Vascular adhesion protein-1 (VAP-1), which belongs to the copper amine oxidases (CAOs), is a validated drug target in inflammatory diseases. Inhibition of VAP-1 blocks the leukocyte trafficking to sites of inflammation and alleviates inflammatory reactions. In this study, a novel set of potent pyridazinone inhibitors is presented together with their X-ray structure complexes with VAP-1. The crystal structure of serum VAP-1 (sVAP-1) revealed an imidazole binding site in the active site channel and, analogously, the pyridazinone inhibitors were designed to bind into the channel. This is the first time human VAP-1 has been crystallized with a reversible inhibitor and the structures reveal detailed information of the binding mode on the atomic level. Similarly to some earlier studied inhibitors of human VAP-1, the designed pyridazinone inhibitors bind rodent VAP-1 with a lower affinity than human VAP-1. Therefore, we made homology models of rodent VAP-1 and compared human and rodent enzymes to determine differences that might affect the inhibitor binding. The comparison of the crystal structures of the human VAP-1 and the mouse VAP-1 homology model revealed key differences important for the species specific binding properties. In general, the channel in mouse VAP-1 is more narrow and polar than the channel in human VAP-1, which is wider and more hydrophobic. The differences are located in the channel leading to the active site, as well as, in the entrance to the active site channel. The information obtained from these studies is of great importance for the development and design of drugs blocking the activity of human VAP-1, as rodents are often used for in vivo testing of candidate drugs.
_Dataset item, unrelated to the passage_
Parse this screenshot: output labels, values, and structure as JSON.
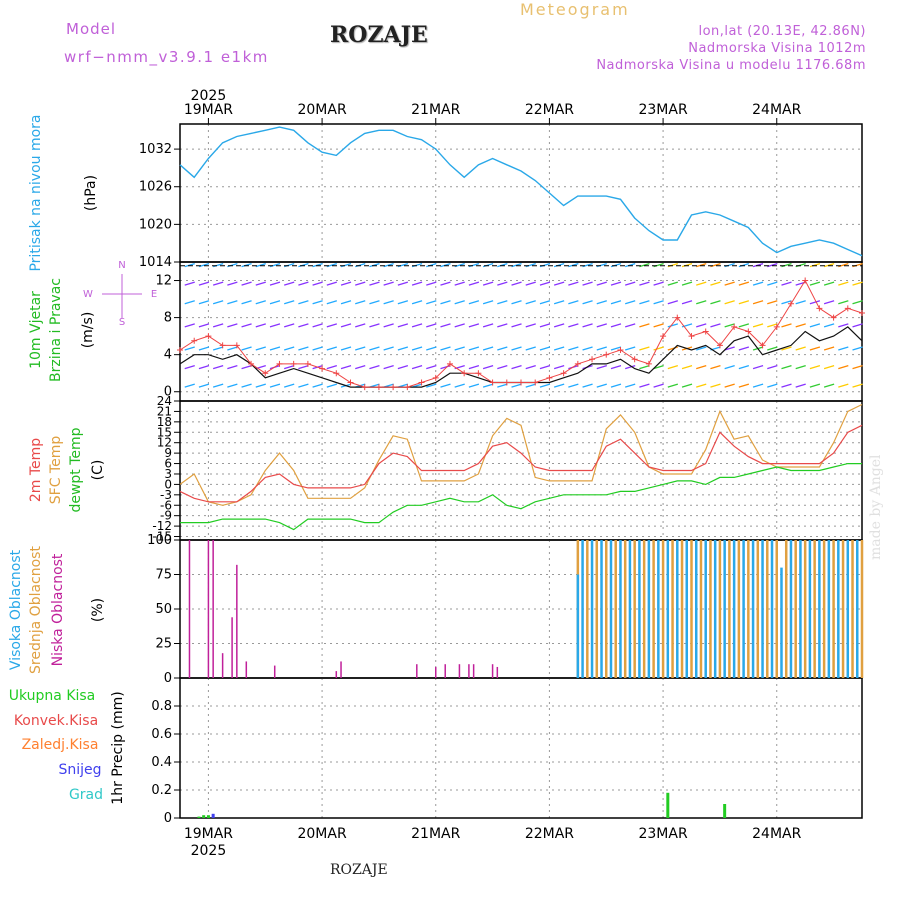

In order to gain more insight into the selective binding properties of the different CAOs in one species a comprehensive evolutionary study of mammalian CAOs was performed. We found that CAOs can be classified into sub-families according to the residues X1 and X2 of the Thr/Ser-X1-X2-Asn-Tyr-Asp active site motif. In the phylogenetic tree, CAOs group into diamine oxidase, retina specific amine oxidase and VAP-1/serum amine oxidase clades based on the residue in the position X2. We also found that VAP-1 and SAO can be further differentiated based on the residue in the position X1. This is the first large-scale comparison of CAO sequences, which explains some of the reasons for the unique substrate specificities within the CAO family.